EKBIS.CO, JAKARTA -- Bank Indonesia tidak dapat mewajibkan Kantor Cabang Bank Asing (KCBA) berbadan hukum Indonesia karena adanya Undang-undang (UU) Perbankan. Dalam UU No 10 tahun 1998 tersebut, keberadaan KCBA diizinkan di Indonesia.
Gubernur Bank Indonesia, Darmin Nasution mengakui pihaknya memahami aturan perbankan di negara lain lebih ketat sehingga mempersulit bank nasional untuk mendirikan cabang di luar negeri. Akan tetapi, BI tidak dapat berbuat yang sama untuk KCBA. "Masalahnya, paradigma peraturan kita dari dulu tidak begitu," ujarnya di Gedung DPR RI, Selasa (27/11).
Lantaran UU Perbankan mengizinkan KCBA, bank sentral tidak dapat membuat kebijakan yang bertentangan. Akan tetapi, Darmin mengaku pihaknya sudah menyiapkan aturan untuk operasional KCBA. "Kami sudah siapkan tapi tidak radikal sekali," ujarnya mengakui.
Deputi Gubernur BI, Halim Alamsyah mengatakan kewajiban KCBA untuk berbadan hukum Indonesia hanya bisa dilakukan melalui amandemen UU Perbankan. Namun, pembahasan amandemen tersebut berada dalam kewenangan pemerintah bersama DPR.
"Kami harus menghormati undang-undang itu, kecuali nanti UU perbankan yang dibahas pemerintah bersama DPR mewajibkan semua KCBA bentuknya PT Indonesia," ungkapnya.
Meski demikian, aturan BI yang baru tetap akan mengatur KCBA. Dalam aturan itu, bank sentral akan mengarahkan KCBA untuk memperkuat permodalan. "Itu akan menuju pada komitmen mereka yang lebih besar di Indonesia," ungkapnya.
Aturan BI yang akan mengatur modal bank asing yakni penyempurnaan kewajiban pemeliharaan capital equivalence maintained assets (CEMA) bagi bank asing yang belum berbadan hukum Indonesia atau berstatus KCBA. Dalam aturan itu, bank sentral mewajibkan KCBA memiliki CEMA dalam bentuk surat berharga yang nilainya sebesar 8 persen dari Dana Pihak Ketiga (DPK).

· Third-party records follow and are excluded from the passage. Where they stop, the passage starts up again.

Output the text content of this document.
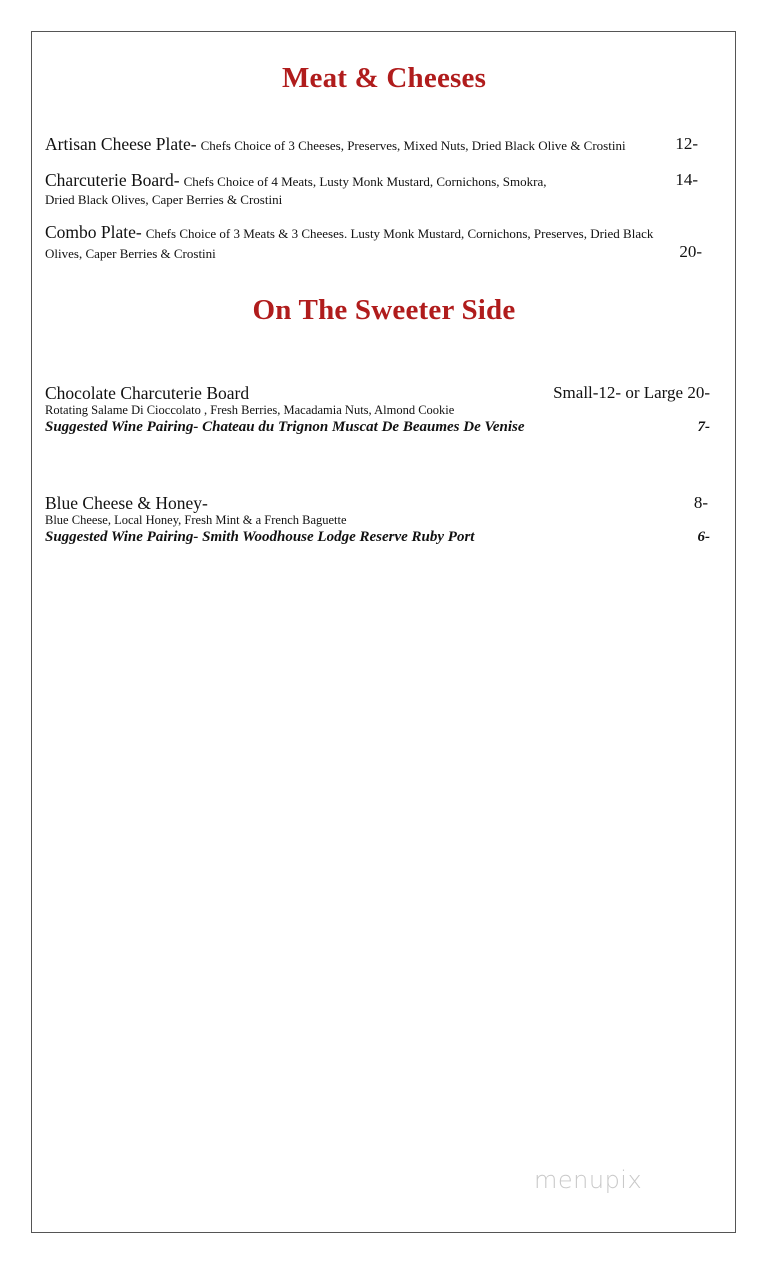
Meat & Cheeses
Artisan Cheese Plate- Chefs Choice of 3 Cheeses, Preserves, Mixed Nuts, Dried Black Olive & Crostini	12-
Charcuterie Board- Chefs Choice of 4 Meats, Lusty Monk Mustard, Cornichons, Smokra,	14-
Dried Black Olives, Caper Berries & Crostini
Combo Plate- Chefs Choice of 3 Meats & 3 Cheeses. Lusty Monk Mustard, Cornichons, Preserves, Dried Black
Olives, Caper Berries & Crostini	20-
On The Sweeter Side
Chocolate Charcuterie Board	Small-12- or Large 20-
Rotating Salame Di Cioccolato , Fresh Berries, Macadamia Nuts, Almond Cookie
Suggested Wine Pairing- Chateau du Trignon Muscat De Beaumes De Venise	7-
Blue Cheese & Honey-	8-
Blue Cheese, Local Honey, Fresh Mint & a French Baguette
Suggested Wine Pairing- Smith Woodhouse Lodge Reserve Ruby Port	6-
menupix
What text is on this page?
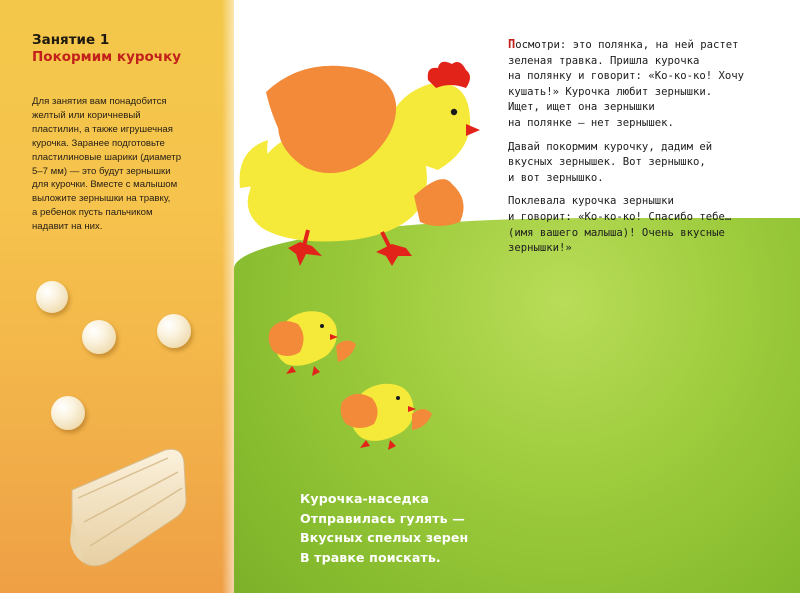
Занятие 1
Покормим курочку
Для занятия вам понадобится
желтый или коричневый
пластилин, а также игрушечная
курочка. Заранее подготовьте
пластилиновые шарики (диаметр
5–7 мм) — это будут зернышки
для курочки. Вместе с малышом
выложите зернышки на травку,
а ребенок пусть пальчиком
надавит на них.

Посмотри: это полянка, на ней растет
зеленая травка. Пришла курочка
на полянку и говорит: «Ко-ко-ко! Хочу
кушать!» Курочка любит зернышки.
Ищет, ищет она зернышки
на полянке — нет зернышек.

Давай покормим курочку, дадим ей
вкусных зернышек. Вот зернышко,
и вот зернышко.

Поклевала курочка зернышки
и говорит: «Ко-ко-ко! Спасибо тебе…
(имя вашего малыша)! Очень вкусные
зернышки!»

Курочка-наседка
Отправилась гулять —
Вкусных спелых зерен
В травке поискать.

Modal tersebut harus tetap berada di Indonesia atau tidak dapat ditarik ke luar negeri.
Di sisi lain, UU Perbankan masih dalam proses amandemen. Regulasi tersebut akan diamandemen setelah Otoritas Jasa Keuangan (OJK) menjadi pengawas perbankan.
Sebelumnya, Ketua Umum Perhimpunan Bank-Bank Umum Nasional (Perbanas) Sigit Pramono mengatakan, status badan hukum Indonesia itu perlu diterapkan untuk mengakomodasi asas resiprokal. Negara-negara di satu kawasan, ujarnya, telah mewajibkan bank asing untuk berbadan hukum setempat. "Seharusnya, aturan itu mengarah ke kewajiban badan hukum," ujarnya.